Belleza rara
Escribo esta columna sentada delante de mi cuadro de Manuel Salinas. Tengo a mi lado la portada que ABC de Sevilla le dedica por haber fallecido por coronavirus. La sala en la que me encuentro está llena de pinturas y de libros, mis dos debilidades. Libros hay pocos, muy pocos. Lejos de esa estúpida opinión de que un libro nunca se tira, he tirado millones de ellos. Si un libro es un bodrio, lo es se haya escrito ayer o hace dos siglos. Ciertamente, hace dos siglos la cultura era sólo accesible a personas con un poso de conocimiento elevado, lo que hacía bastante improbable que se escribieran las sandeces que se publican a día de hoy.
Cada día de este invierno pandémico es como un paseo por la selva. Una se despierta y se prepara para verlas venir. Así me pilló la noticia del fallecimiento de Salinas. En mi sala, las pinturas que me acompañan tienen una carga emocional inmensa. Sus creadores han sido personas importantes para mí, y casi todos se han ido ya. Sin embargo, el tener sus trazos me reconforta, les siento así más cerca casi que antes. Me pasa algo parecido con los libros. Mis íntimos amigos literatos están casi todos muertos. Lo bueno de esto es que sé que nunca me van a decepcionar con escritos vulgares o fuera de tiesto, porque ya han dicho todo lo que tenían que decir.
Los hay vivos que también me acompañan. Como Alfonso Ussía, del que tomo esas maravillosas palabras que ha escrito tantas veces y con las que tanto me identifico: “Cómo me gustaría desconocer a tantísima gente”. También tengo muy cerquita a Manuel Vicent, uno de los mejores escritores vivos. Le conocí terminando el siglo XX, una fecha preciosa: 1998. Recién licenciada, ayudaba a mi director de tesis a organizar unas jornadas de arte contemporáneo en la Real Maestranza de Sevilla. Él era uno de los conferenciantes. Me tocó recogerlo en el aeropuerto e invitarle a un café, mientras terminaba el anterior ponente. Mis veintipocos fueron osadísimos. A punto de entrar en el Salón de Carteles de la preciosa plaza de toros para su esperado paseíllo, me cogió por el brazo, me miró con esos ojos celestes de inmensidad difícil de expresar y me dijo: “Vámonos a París en el primer avión”. Sonreí, mientras tomaba asiento en primera fila. Ojalá leas esto, admirado Vicent.

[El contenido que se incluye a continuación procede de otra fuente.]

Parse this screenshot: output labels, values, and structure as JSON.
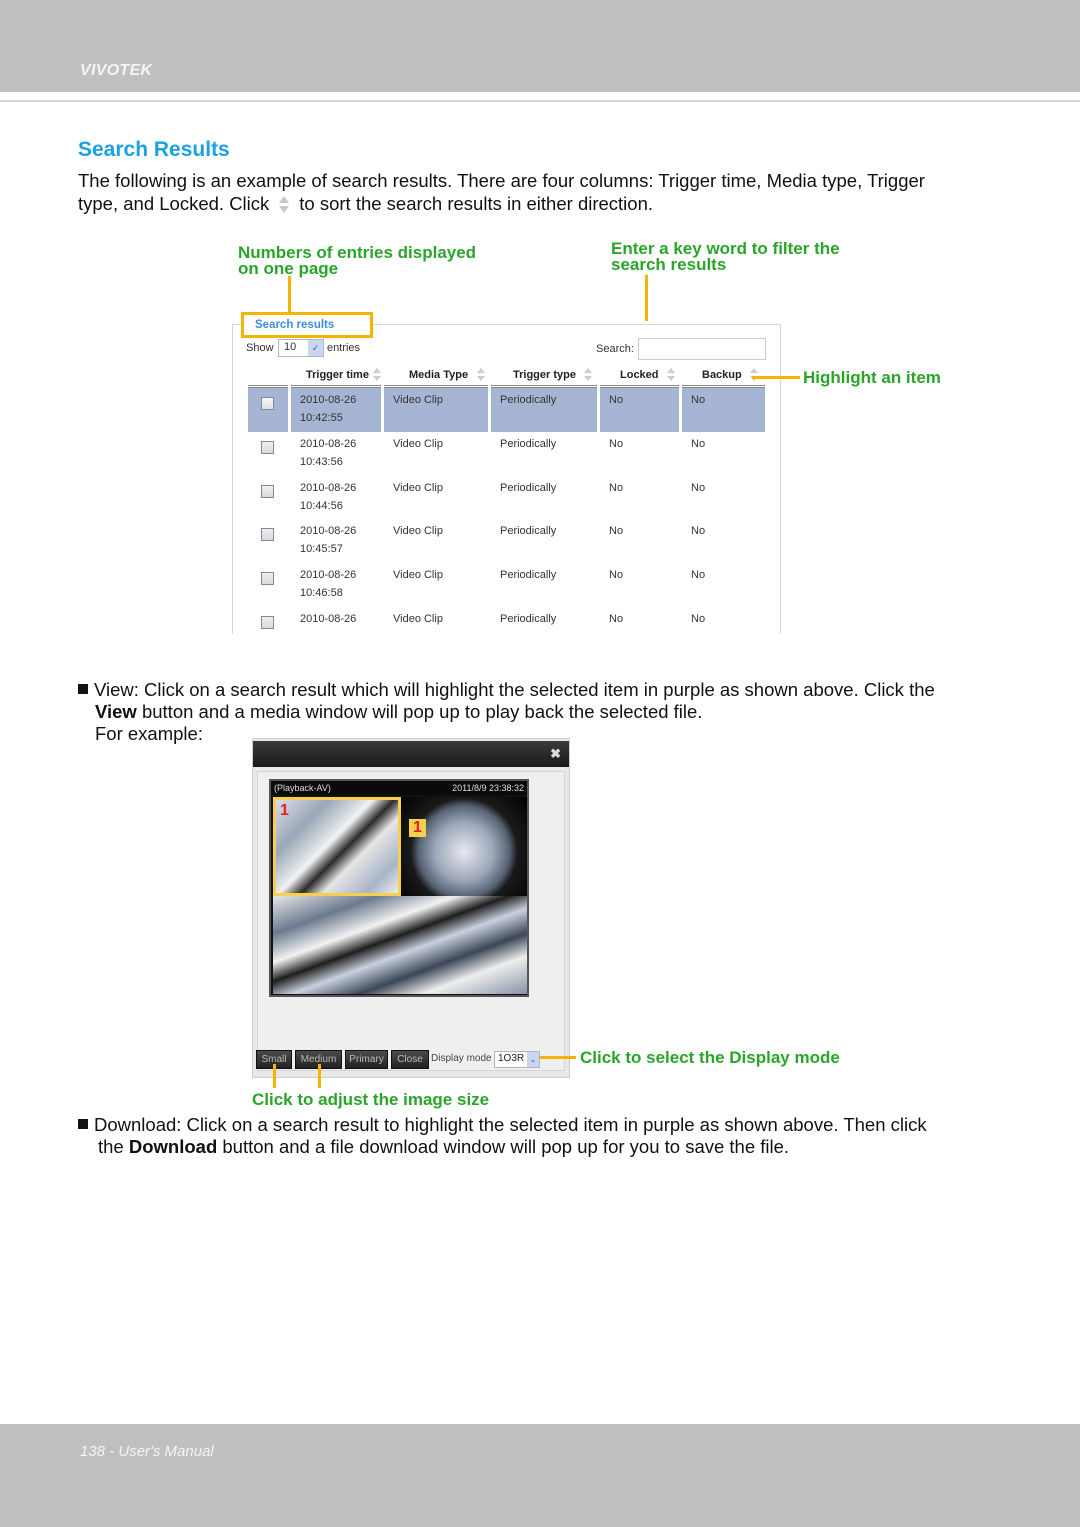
{
  "header": {
    "brand": "VIVOTEK"
  },
  "section": {
    "title": "Search Results",
    "intro_line1": "The following is an example of search results. There are four columns: Trigger time, Media type, Trigger",
    "intro_line2_pre": "type, and Locked. Click",
    "intro_line2_post": "to sort the search results in either direction.",
    "sort_icon": "sort-arrows-icon"
  },
  "annotations": {
    "entries": "Numbers of entries displayed",
    "entries_line2": "on one page",
    "filter": "Enter a key word to filter the",
    "filter_line2": "search results",
    "highlight": "Highlight an item",
    "display_mode": "Click to select the Display mode",
    "image_size": "Click to adjust the image size"
  },
  "search_panel": {
    "legend": "Search results",
    "show_label": "Show",
    "show_value": "10",
    "entries_label": "entries",
    "search_label": "Search:",
    "search_value": "",
    "columns": [
      "Trigger time",
      "Media Type",
      "Trigger type",
      "Locked",
      "Backup"
    ],
    "rows": [
      {
        "date": "2010-08-26",
        "time": "10:42:55",
        "media": "Video Clip",
        "trigger": "Periodically",
        "locked": "No",
        "backup": "No",
        "selected": true
      },
      {
        "date": "2010-08-26",
        "time": "10:43:56",
        "media": "Video Clip",
        "trigger": "Periodically",
        "locked": "No",
        "backup": "No",
        "selected": false
      },
      {
        "date": "2010-08-26",
        "time": "10:44:56",
        "media": "Video Clip",
        "trigger": "Periodically",
        "locked": "No",
        "backup": "No",
        "selected": false
      },
      {
        "date": "2010-08-26",
        "time": "10:45:57",
        "media": "Video Clip",
        "trigger": "Periodically",
        "locked": "No",
        "backup": "No",
        "selected": false
      },
      {
        "date": "2010-08-26",
        "time": "10:46:58",
        "media": "Video Clip",
        "trigger": "Periodically",
        "locked": "No",
        "backup": "No",
        "selected": false
      },
      {
        "date": "2010-08-26",
        "time": "",
        "media": "Video Clip",
        "trigger": "Periodically",
        "locked": "No",
        "backup": "No",
        "selected": false
      }
    ],
    "highlight_color": "#a7b5d4"
  },
  "view_section": {
    "line1": "View: Click on a search result which will highlight the selected item in purple as shown above. Click the",
    "line2_bold": "View",
    "line2_rest": " button and a media window will pop up to play back the selected file.",
    "line3": "For example:"
  },
  "popup": {
    "close_icon": "close-icon",
    "stream_label": "(Playback-AV)",
    "timestamp": "2011/8/9 23:38:32",
    "tile_label_a": "1",
    "tile_label_b": "1",
    "buttons": [
      "Small",
      "Medium",
      "Primary",
      "Close"
    ],
    "display_mode_label": "Display mode",
    "display_mode_value": "1O3R"
  },
  "download_section": {
    "line1": "Download: Click on a search result to highlight the selected item in purple as shown above. Then click",
    "line2_pre": "the ",
    "line2_bold": "Download",
    "line2_rest": " button and a file download window will pop up for you to save the file."
  },
  "footer": {
    "text": "138 - User's Manual"
  },
  "colors": {
    "title_blue": "#1ba1e2",
    "annotation_green": "#2aa52a",
    "callout_orange": "#f5b400",
    "band_gray": "#bfc0bf"
  }
}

No somos conscientes, puesto que el drama nos inunda, pero esta pandemia nos dejará un revuelo cultural de una belleza pavorosa. Es justo, puesto que estamos pagando el precio. Aún llevamos las opacas armaduras, pero pronto brillarán gracias a la luz de sol. Entonces ya muchos no estarán, como Manolo Salinas. No cruzarme ya jamás con él por el centro, no saludarnos nunca más con ese enorme respeto que nos profesábamos, me resulta algo extraño, pero encuentro una belleza rara en todo lo que está pasando. Vivir es esto, sentir, añorar, avanzar, disfrutar de cada pequeña cosa. He comprado muchas velas aromáticas, las enciendo por la noche, siento que floto entre sus olores y el movimiento de sus fuegos. Esto no lo hacía antes.

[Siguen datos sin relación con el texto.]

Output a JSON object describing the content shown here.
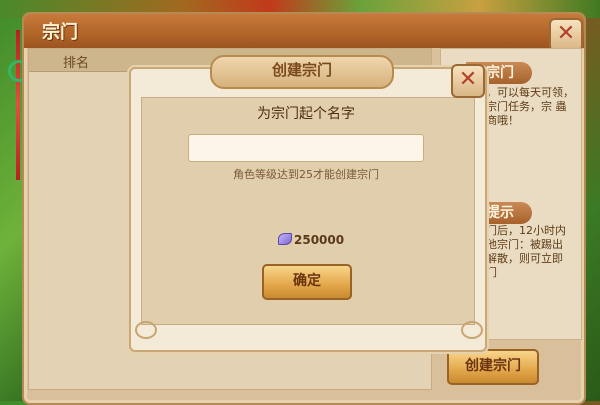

El ruido ensordecedor de los cañones no nos puede apagar las ilusiones, nos está consumiendo. Huyamos del miedo, huyamos del pesimismo. El gris es también un color bonito. Un cielo nublado tiene su encanto. El miedo a morir en cualquier momento puede adoptarse como sentimiento de compañía. Si es necesario adaptar el sistema emocional, se adapta; con tal de que nos arrope y nos proteja de heridas mentales. Hay una belleza rara en todo lo que está sucediendo. Es como un terremoto prolongado, que ni tan fuerte para chillar, ni tan leve para relajarse. El abstracto estricto ya no está para leer esta extraña oda de despedida que le he escrito, ni nuestro amigo Miguel Ángel Campano, que decía de él que era “el mejor pintor desconocido del mundo”. Los dos me acompañan mientras escribo esta columna. Yo sigo viva, y usted también. No desperdiciemos ni un segundo. A vivir.